Each article traced the same arc within a different clinical domain. In radiology, from pixel-matching algorithms to a foundation model triaging fourteen acute conditions across the whole body. In cardiology, from diagnostic headers printed on ECG paper to autonomous catheters guided by reinforcement learning. In anesthesia, from the integrated cockpit display to closed-loop systems titrating anesthetic depth in real time. In pathology and ophthalmology, from digitized slides to foundation models that predict systemic disease from an image of the eye. In drug discovery, from Goldblum's ISE algorithm running on a Silicon Graphics workstation to diffusion models generating novel antibodies from noise, with those antibodies now in advanced human trials.

The architectural progression is identical in every case: hand-coded rules gave way to supervised models on narrow datasets, which gave way to foundation models that learn general representations and generalize across tasks. The domain changes. The physics differs. The regulatory pathways differ. But the underlying pattern is one pattern, and it has been developing for fifty years.

The people who say AI in healthcare is failing are looking at the last five years. They see pilot projects that stalled, overpromised products that underdelivered. They are not wrong about the failures. They are wrong about what the failures mean.

The people building the next generation are looking at the last fifty years. They see a continuous engineering program that has reached its tipping point, the moment when the models became general enough, the data infrastructure mature enough, and the clinical evidence compelling enough to shift from narrow tools to general-purpose reasoning substrates. A single model family can now parse medical images, interpret physiological waveforms, simulate drug-target interactions, and generate novel molecules. These are not five separate revolutions. They are one.

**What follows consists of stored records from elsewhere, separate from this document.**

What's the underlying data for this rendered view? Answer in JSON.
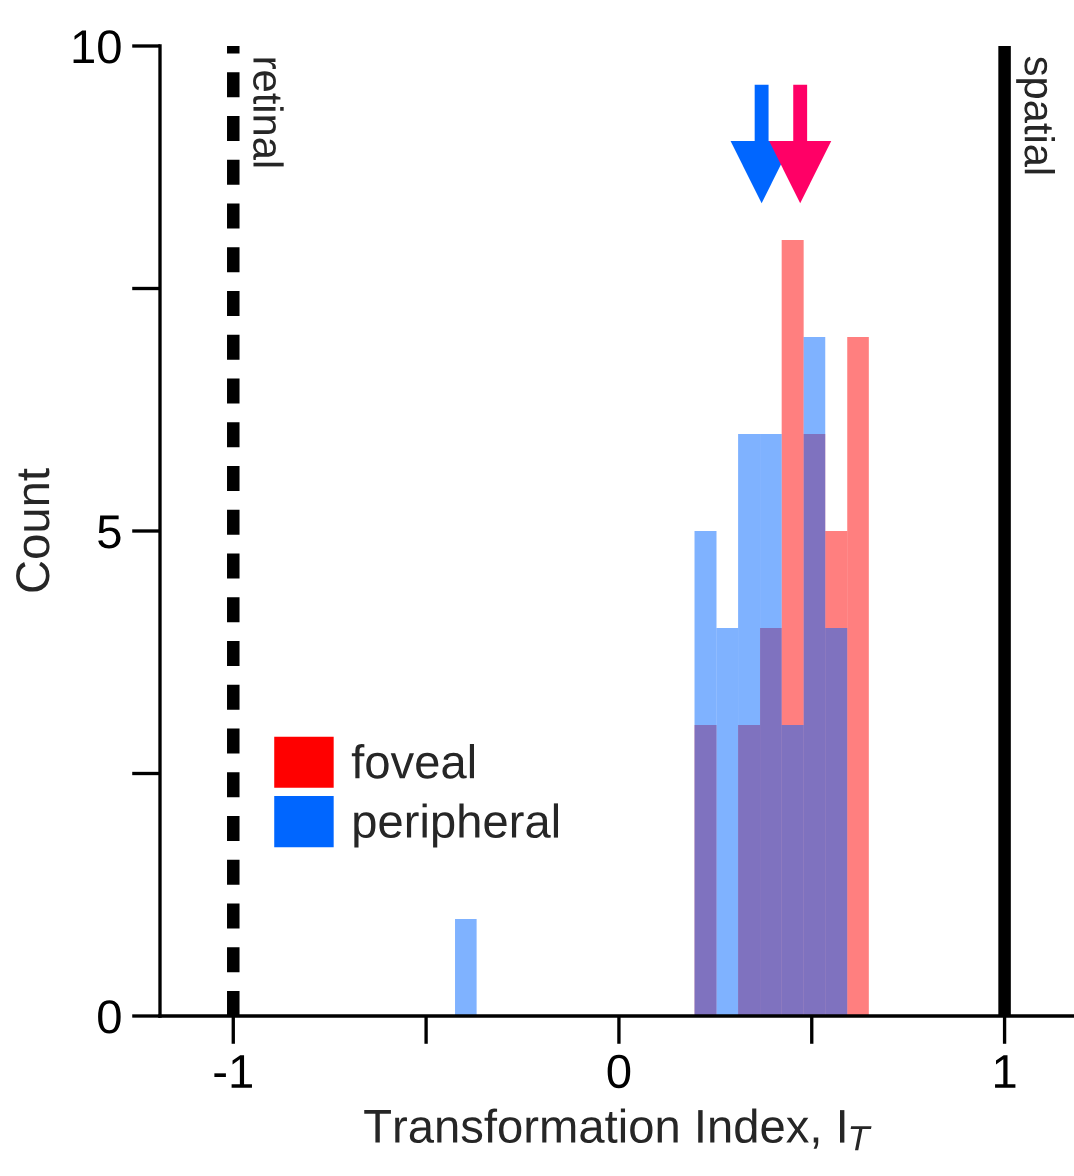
{
  "chart_data": {
    "type": "histogram",
    "xlabel": "Transformation Index, I$_{T}$",
    "ylabel": "Count",
    "bins": [
      -0.425,
      -0.369,
      -0.312,
      -0.256,
      -0.199,
      -0.143,
      -0.086,
      -0.03,
      0.027,
      0.083,
      0.14,
      0.196,
      0.253,
      0.309,
      0.366,
      0.422,
      0.479,
      0.535,
      0.592,
      0.648
    ],
    "series": [
      {
        "name": "foveal",
        "color": "#ff0000",
        "values": [
          0,
          0,
          0,
          0,
          0,
          0,
          0,
          0,
          0,
          0,
          0,
          3,
          0,
          3,
          4,
          8,
          6,
          5,
          7
        ]
      },
      {
        "name": "peripheral",
        "color": "#0066ff",
        "values": [
          1,
          0,
          0,
          0,
          0,
          0,
          0,
          0,
          0,
          0,
          0,
          5,
          4,
          6,
          6,
          3,
          7,
          4,
          0
        ]
      },
      {
        "type": "scatter",
        "color": "#0066ff",
        "marker": "triangle",
        "x": [
          0.37
        ],
        "values": [
          8.7
        ]
      },
      {
        "type": "scatter",
        "color": "#ff0066",
        "marker": "triangle",
        "x": [
          0.47
        ],
        "values": [
          8.7
        ]
      }
    ],
    "xlim": [
      -1.19,
      1.18
    ],
    "ylim": [
      0,
      10
    ],
    "xticks": [
      -1,
      {
        "value": -0.5,
        "label": null
      },
      0,
      {
        "value": 0.5,
        "label": null
      },
      1
    ],
    "yticks": [
      0,
      {
        "value": 2.5,
        "label": null
      },
      5,
      {
        "value": 7.5,
        "label": null
      },
      10
    ],
    "ref_lines": [
      {
        "axis": "x",
        "value": -1,
        "label": "retinal",
        "color": "#000000",
        "line_style": "dashed"
      },
      {
        "axis": "x",
        "value": 1,
        "label": "spatial",
        "color": "#000000",
        "line_style": "solid"
      }
    ],
    "legend": "bottom left",
    "grid": false
  }
}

The stethoscope was invented in 1816 because a physician named René Laennec was too uncomfortable to press his ear against a young woman's chest. He rolled a sheet of paper into a tube, placed one end on her thorax and the other to his ear, and heard the heartbeat more clearly than he ever had before.

Two hundred years later, the silicon stethoscope was built because the data grew too vast for any human sense. Too many pixels on the scan. Too many waveforms on the monitor. Too many molecules in the chemical library. Too many slides in the queue. The impulse is the same: build a better instrument, and medicine follows.